Il est même fort vray-semblable que si un Peintre n’a, ni le tems, ni la commodité de voir la Nature,&qu’il ait un beau Genie, il pourra étudier d’après les Tableaux, les Desseins,&les Estampes des Maîtres qui ont sû choisir les beaux endroits,&les mettre en œuvre avec intelligence; tel, par exemple, qui voudra faire du Païsage,&qui n’aura jamais vû, ou qui n’aura pas assez observé les païs propres à être peins par leur bizarrerie, ou par leur agréement, fera trés-bien de profiter des Ouvrages de ceux qui ont étudié ces païs-là, ou qui ont représenté dans leurs païsages des effets extraordinaires de la Nature. Il pourra regarder les productions de ces habiles Peintres, comme s’il regardoit la Nature,&les faire servir dans la suite à inventer quelque chose de luy-même.

Il trouvera même deux avantages en étudiant d’abord d’aprés les Ouvrages les habiles Maîtres : Le premier est, qu’il verra la Nature débarassée de beaucoup le choses qu’on est obligé de rejetter quand on la copie: le second est, qu’il apprendra par là à faire un bon chois de la Nature, à n’en prendre que le beau, & à rectifier ce qu’elle a de défectueux. Ainsi un Génie bien réglé&soûtenu de la Téorie, sert à mettre utilement en usage, non seulement ses Etudes propres, mais encore celles des autres.
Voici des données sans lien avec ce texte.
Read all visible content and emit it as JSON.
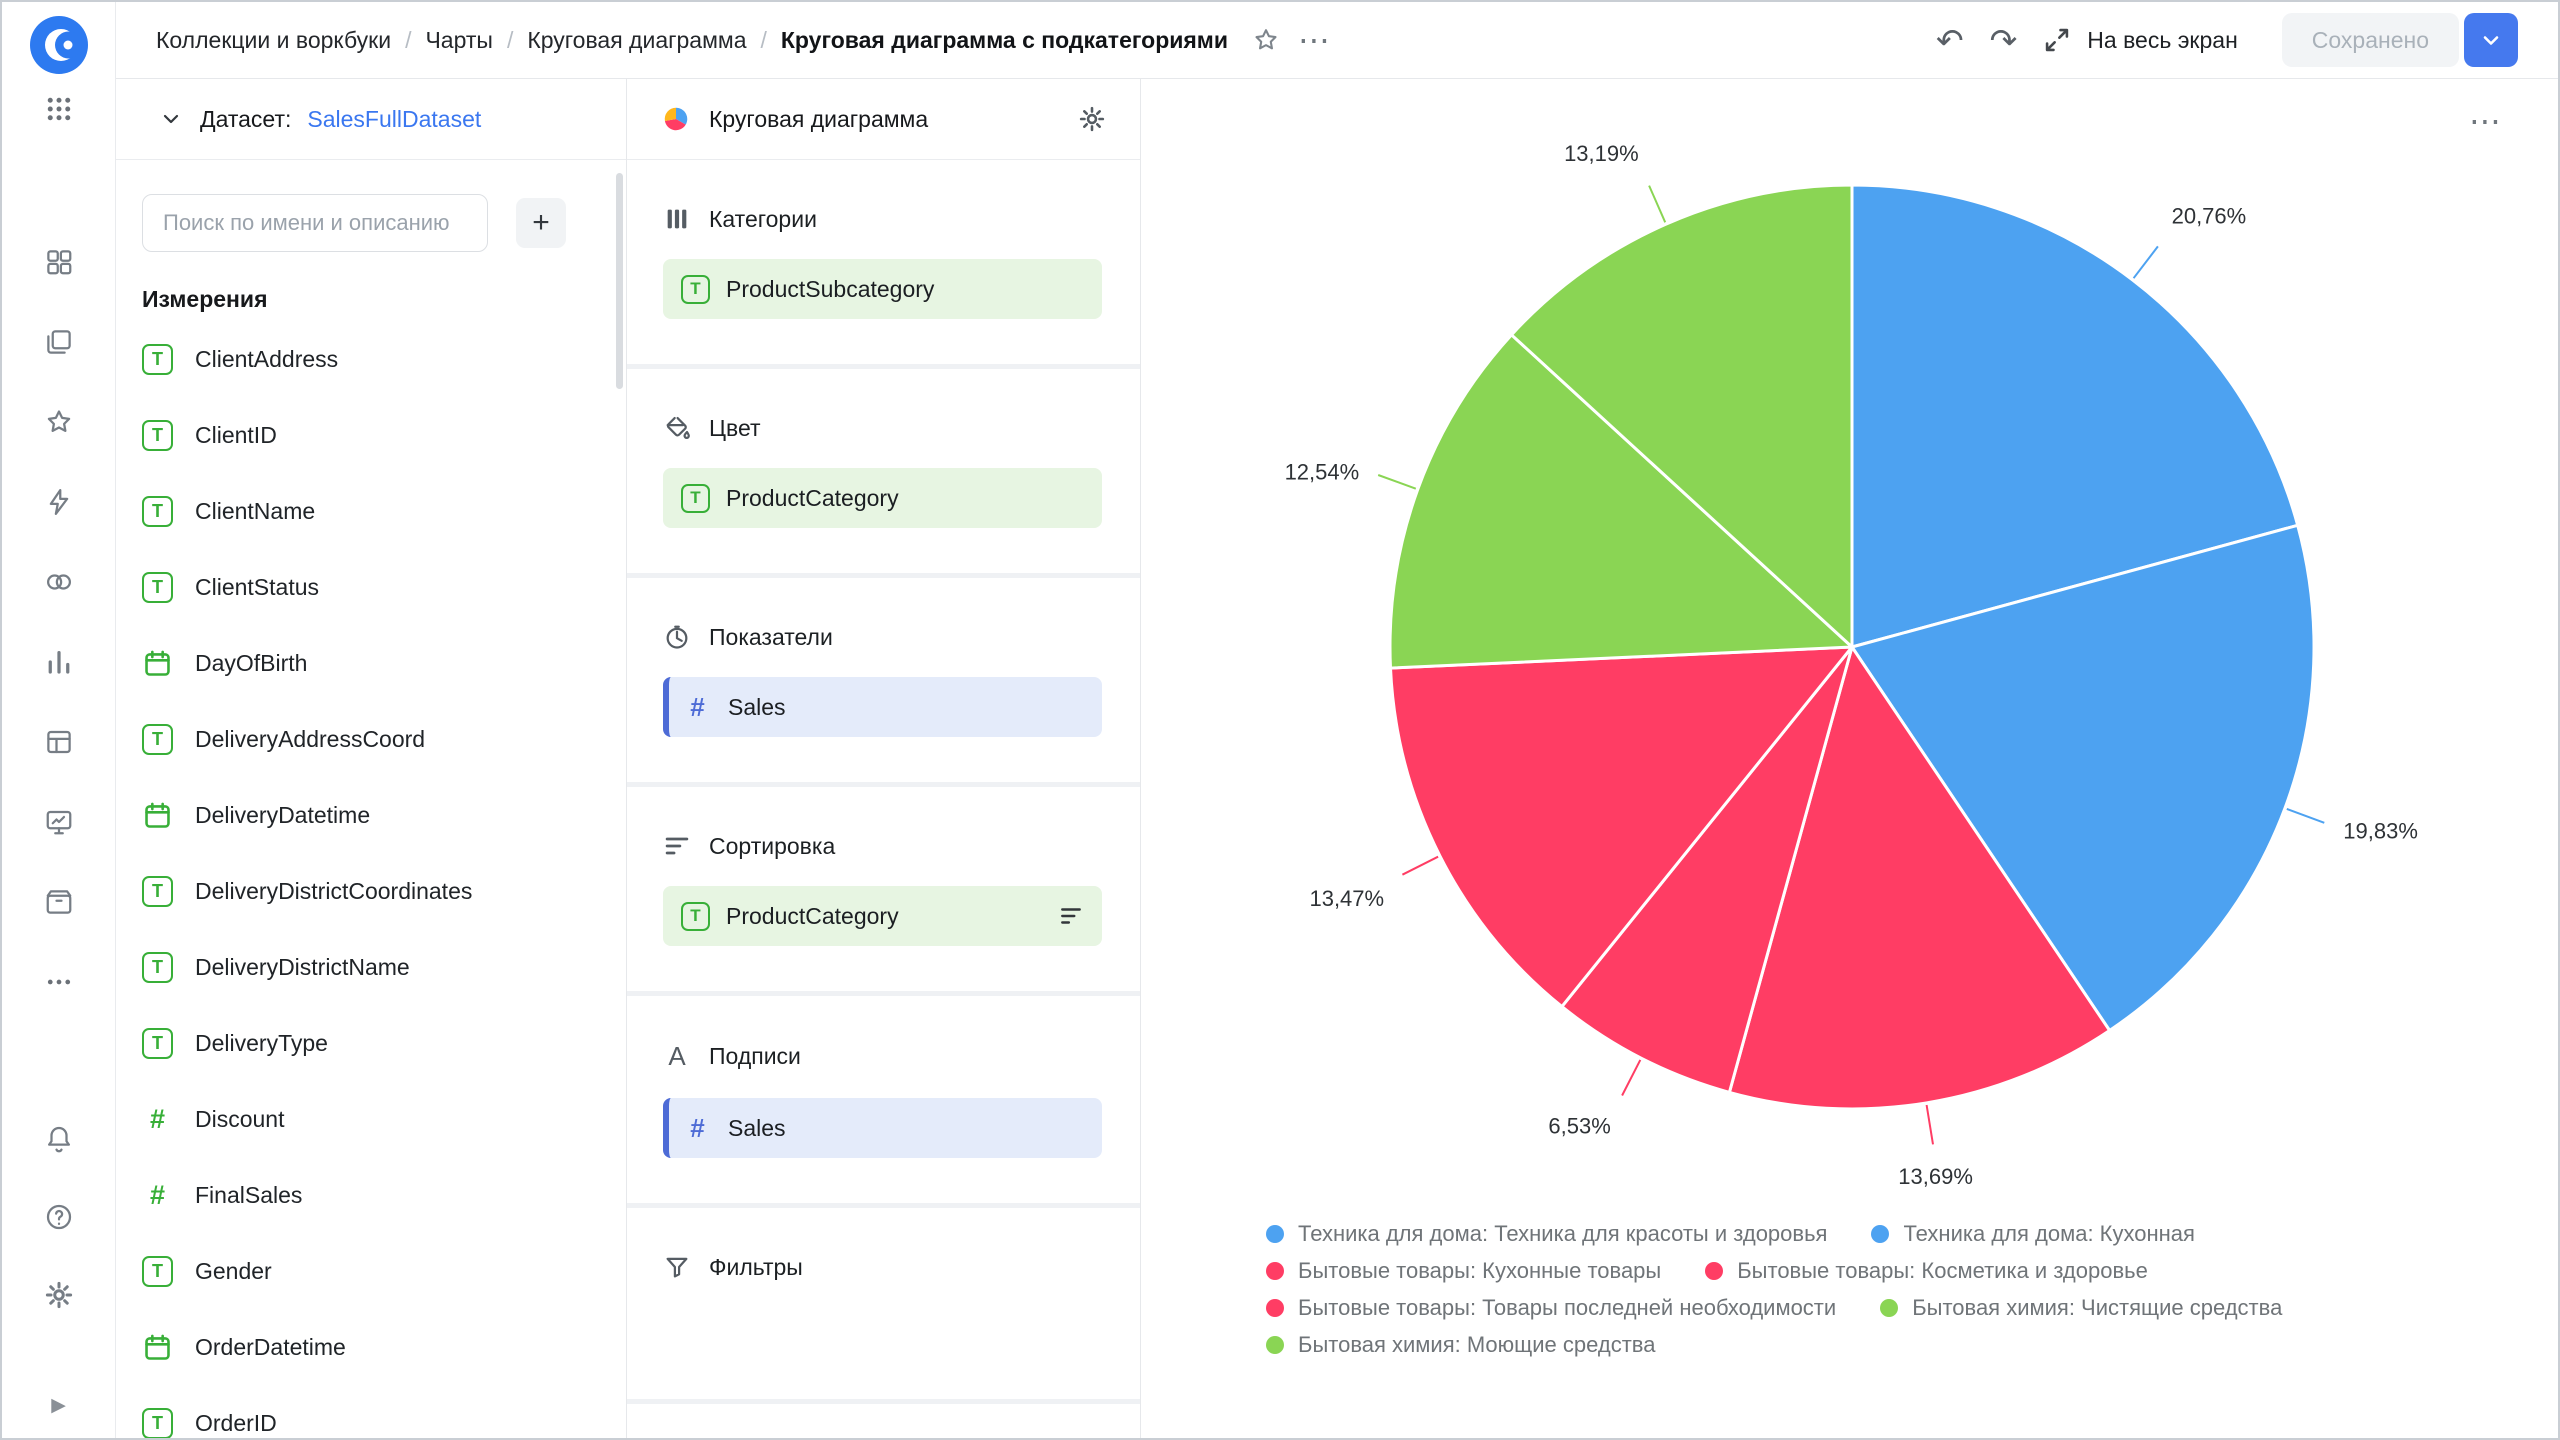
{
  "header": {
    "breadcrumbs": [
      "Коллекции и воркбуки",
      "Чарты",
      "Круговая диаграмма",
      "Круговая диаграмма с подкатегориями"
    ],
    "fullscreen_label": "На весь экран",
    "saved_button_label": "Сохранено"
  },
  "icons": {
    "undo": "↶",
    "redo": "↷",
    "more": "⋯",
    "chart_more": "⋯",
    "plus": "+",
    "collapse": "▶",
    "labels_section_glyph": "A"
  },
  "dataset_panel": {
    "dataset_label": "Датасет:",
    "dataset_name": "SalesFullDataset",
    "search_placeholder": "Поиск по имени и описанию",
    "dimensions_title": "Измерения",
    "fields": [
      {
        "name": "ClientAddress",
        "type": "string"
      },
      {
        "name": "ClientID",
        "type": "string"
      },
      {
        "name": "ClientName",
        "type": "string"
      },
      {
        "name": "ClientStatus",
        "type": "string"
      },
      {
        "name": "DayOfBirth",
        "type": "date"
      },
      {
        "name": "DeliveryAddressCoord",
        "type": "string"
      },
      {
        "name": "DeliveryDatetime",
        "type": "date"
      },
      {
        "name": "DeliveryDistrictCoordinates",
        "type": "string"
      },
      {
        "name": "DeliveryDistrictName",
        "type": "string"
      },
      {
        "name": "DeliveryType",
        "type": "string"
      },
      {
        "name": "Discount",
        "type": "number"
      },
      {
        "name": "FinalSales",
        "type": "number"
      },
      {
        "name": "Gender",
        "type": "string"
      },
      {
        "name": "OrderDatetime",
        "type": "date"
      },
      {
        "name": "OrderID",
        "type": "string"
      }
    ]
  },
  "config_panel": {
    "chart_type_label": "Круговая диаграмма",
    "sections": {
      "categories": {
        "title": "Категории",
        "field": "ProductSubcategory"
      },
      "color": {
        "title": "Цвет",
        "field": "ProductCategory"
      },
      "measures": {
        "title": "Показатели",
        "field": "Sales"
      },
      "sort": {
        "title": "Сортировка",
        "field": "ProductCategory"
      },
      "labels": {
        "title": "Подписи",
        "field": "Sales"
      },
      "filters": {
        "title": "Фильтры"
      }
    }
  },
  "chart_data": {
    "type": "pie",
    "legend_position": "bottom",
    "start_angle_deg": 0,
    "direction": "clockwise",
    "value_format": "percent",
    "slices": [
      {
        "label": "Техника для дома: Техника для красоты и здоровья",
        "value": 20.76,
        "display": "20,76%",
        "color": "#4DA2F1"
      },
      {
        "label": "Техника для дома: Кухонная",
        "value": 19.83,
        "display": "19,83%",
        "color": "#4DA2F1"
      },
      {
        "label": "Бытовые товары: Кухонные товары",
        "value": 13.69,
        "display": "13,69%",
        "color": "#FF3D64"
      },
      {
        "label": "Бытовые товары: Косметика и здоровье",
        "value": 6.53,
        "display": "6,53%",
        "color": "#FF3D64"
      },
      {
        "label": "Бытовые товары: Товары последней необходимости",
        "value": 13.47,
        "display": "13,47%",
        "color": "#FF3D64"
      },
      {
        "label": "Бытовая химия: Чистящие средства",
        "value": 12.54,
        "display": "12,54%",
        "color": "#8AD554"
      },
      {
        "label": "Бытовая химия: Моющие средства",
        "value": 13.19,
        "display": "13,19%",
        "color": "#8AD554"
      }
    ]
  },
  "ui_colors": {
    "accent_blue": "#4579EE",
    "link_blue": "#3A77F0",
    "field_green": "#38AF38",
    "chip_green_bg": "#E7F5E2",
    "chip_blue_bg": "#E4EBFA",
    "chip_blue_accent": "#4D6BD6"
  }
}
Leonard de Vinci a écrit que les taches qui se trouvent sur un vieux mur, formans des Idées confuses de différens objets, peuvent exciter le Génie,&l’aider à produire. Quelques-uns ont crû que cette proposition faisoit tort au Génie, sans en donner de bonnes raisons. Il est certain cependant que sur un tel mur, ou sur telle autre chose maculée, non seulement il y a lieu de concevoir des Idées en général, mais chacun en conçoit de différentes selon la diversité des Génies,&que ce qui ne s’y voit que confusément, se débroüille &se forme dans l’esprit selon le Goût de celuy en particulier qui la regarde. En sorte que l’un voit une Composition belle&riche&les objets conformes à son Goût, parce que son Genie est fertile&son Goût bon;&l’autre n’y voit au contraire rien que de pauvre&de mauvais Goût, parce que son Génie est froid,&son Goût mauvais.

Mais de quel caractére que soient les esprits, chacun peut trouver sur cet objet de quoy exciter son imagination,& produire quelque chose qui luy appartienne. L’imagination s’échauffant ainsi peu à peu, se rendra capable par la vûë de quelques figures, d’en concevoir un grand nombre,&d’enrichir la scene de son sujet par quelques objets indécis qui y donneront lieu. Il pourra même facilement arriver que l’on enfantera par ce moyen des idées extraordinaires, qui d’ailleurs ne seroient pas venuës dans L’esprit.

Ainsi ce que dit Leonard de Vinci ne fait aucun tort au Génie, il peut au contraire servir à ceux qui en ont beaucoup, comme à ceux qui n’en n’ont gueres. J’ajoûterois seulement à ce que dit cet Auteur: Que plus on a de Génie,&plus on voit de choses dans ces sortes de taches ou de lignes confuses.